Já Cleo Sims, de Queen Latifah, é uma lésbica butch e sexual – nada feminina – e isso poderia ser considerado algo positivo, mas aqui o que parece ser dito nessas representações é que a feminilidade está ligada à branquitude. Além disso, o objeto sexual de desejo da audiência mainstream se concentra não em Cleo, mas em sua namorada, Lida ‘Stone’ Newson (Jada Pinckett Stmith), ou o que poderíamos chamar da parte femme-sexy do casal.

Cleo é a lésbica butch, que vive em Los Angeles, proveniente da classe trabalhadora e está descontente com seu trabalho de limpar escritórios e, por isso, decide roubar bancos. Logo, as personagens de Cleo e Jane são lésbicas negras e como negras não conseguem alcançar o mesmo “status” do corpo branco. Além disso, o fato das atrizes serem heterossexuais, naquele momento, facilita a “aceitação” do público, já que, por exemplo, mesmo que Goldberg represente a outra lésbica em “A Cor Púrpura” (Steven Spielberg, 1985), a audiência sabe que, na vida real, ela ama homens e não mulheres.

O mesmo acontece com Queen Latifah, que na época do filme “Até as Últimas Consequências”, disse que nunca viu a cena em que beija outra mulher e que foi algo desnecessário. Apesar disso, ela saiu do armário em 2012. É como se ser lésbica fosse algo mais inatingível e menos provável de acontecer, mesmo sendo mostrado na tela.

Queen Latifah em "Até as Últimas Consequências"
Queen Latifah em “Até as Últimas Consequências” (Imagem: reprodução)
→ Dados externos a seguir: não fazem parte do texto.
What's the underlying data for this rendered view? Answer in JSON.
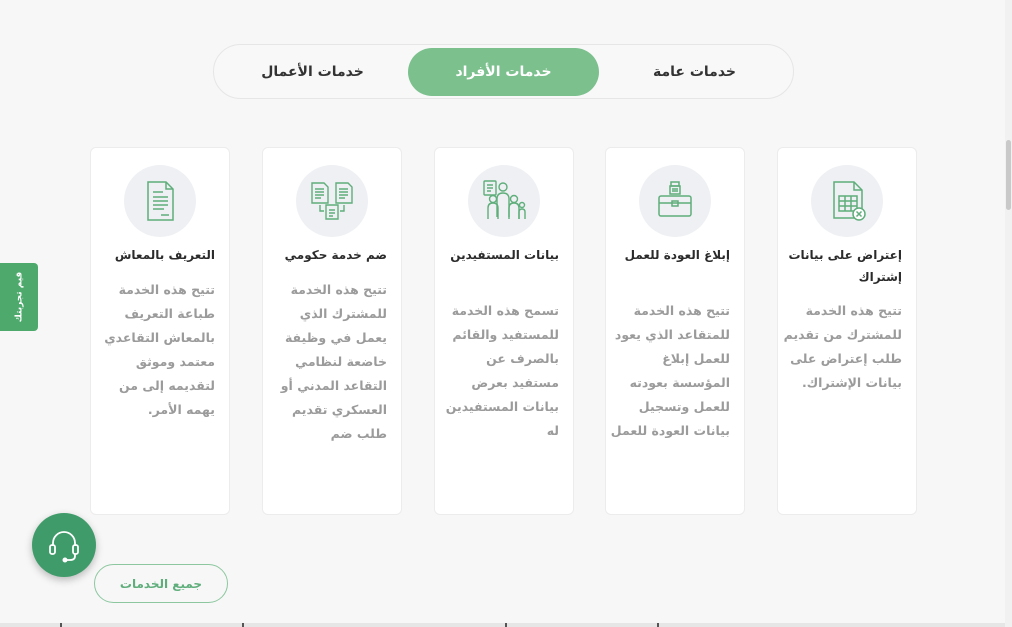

A cultura separatória de categorizar mulheres homossexuais

Para a pesquisadora norte-americana Ann M. Ciasullo, a “femme” é tão super-representada nesta época porque, na verdade, ela não é realmente considerada uma mulher homossexual. Uma lésbica “precisa” ter traços de masculinidade. Se é muito feminina, é uma pseudo-lésbica. Por outro lado, a lésbica autêntica é a butch, a macho, a masculinizada, e não a “mulher social”. As “verdadeiras” mulheres são heterossexuais e femininas, que no máximo podem sentir-se atraídas por outras mulheres por um tempo determinado, uma fase ou se forem seduzidas por uma butch predatória, ou porque sofreram algum abuso de algum homem (outra fase que também passará até ela achar um novo e incrível macho). Ou seja, a lésbica “femme” é representada nas telas principalmente porque ela parece não-autêntica.

Dessa forma, a cultura mainstream dá e tira ao mesmo tempo, ou seja, oferece representações mais positivas do lesbianismo (as lésbicas deixam de ser apenas as loucas, pervertidas e predatórias), mas também invisibiliza qualquer forma que o lesbianismo político poderia ter ao mostrar, principalmente, mulheres “femininas” e fúteis – uma invisibilidade foi substituída por outra.

A butch encarna a lésbica machona, seu aspecto é masculino e seu comportamento é agressivo. Ela, na verdade, é a lésbica que vive no imaginário social e quase não aparece representada nos anos 90: macha, pouco elegante e também deve ser feia. Ou seja, ela não preenche as ideias heterossexuais sobre o que pode ser sexualmente atrativo em uma mulher. Obviamente, o espaço destinado a pessoas consideradas não-atrativas é muito menor, chega a ser uma afronta a uma cultura que se baseia em imagens. Outra questão que pesa sobre as butches é o estado socioeconômico delas. Por muitos anos, a imagem da mulher masculinizada também foi associada à imagem das trabalhadoras, bem ao contrário da forma como as femmes são representadas.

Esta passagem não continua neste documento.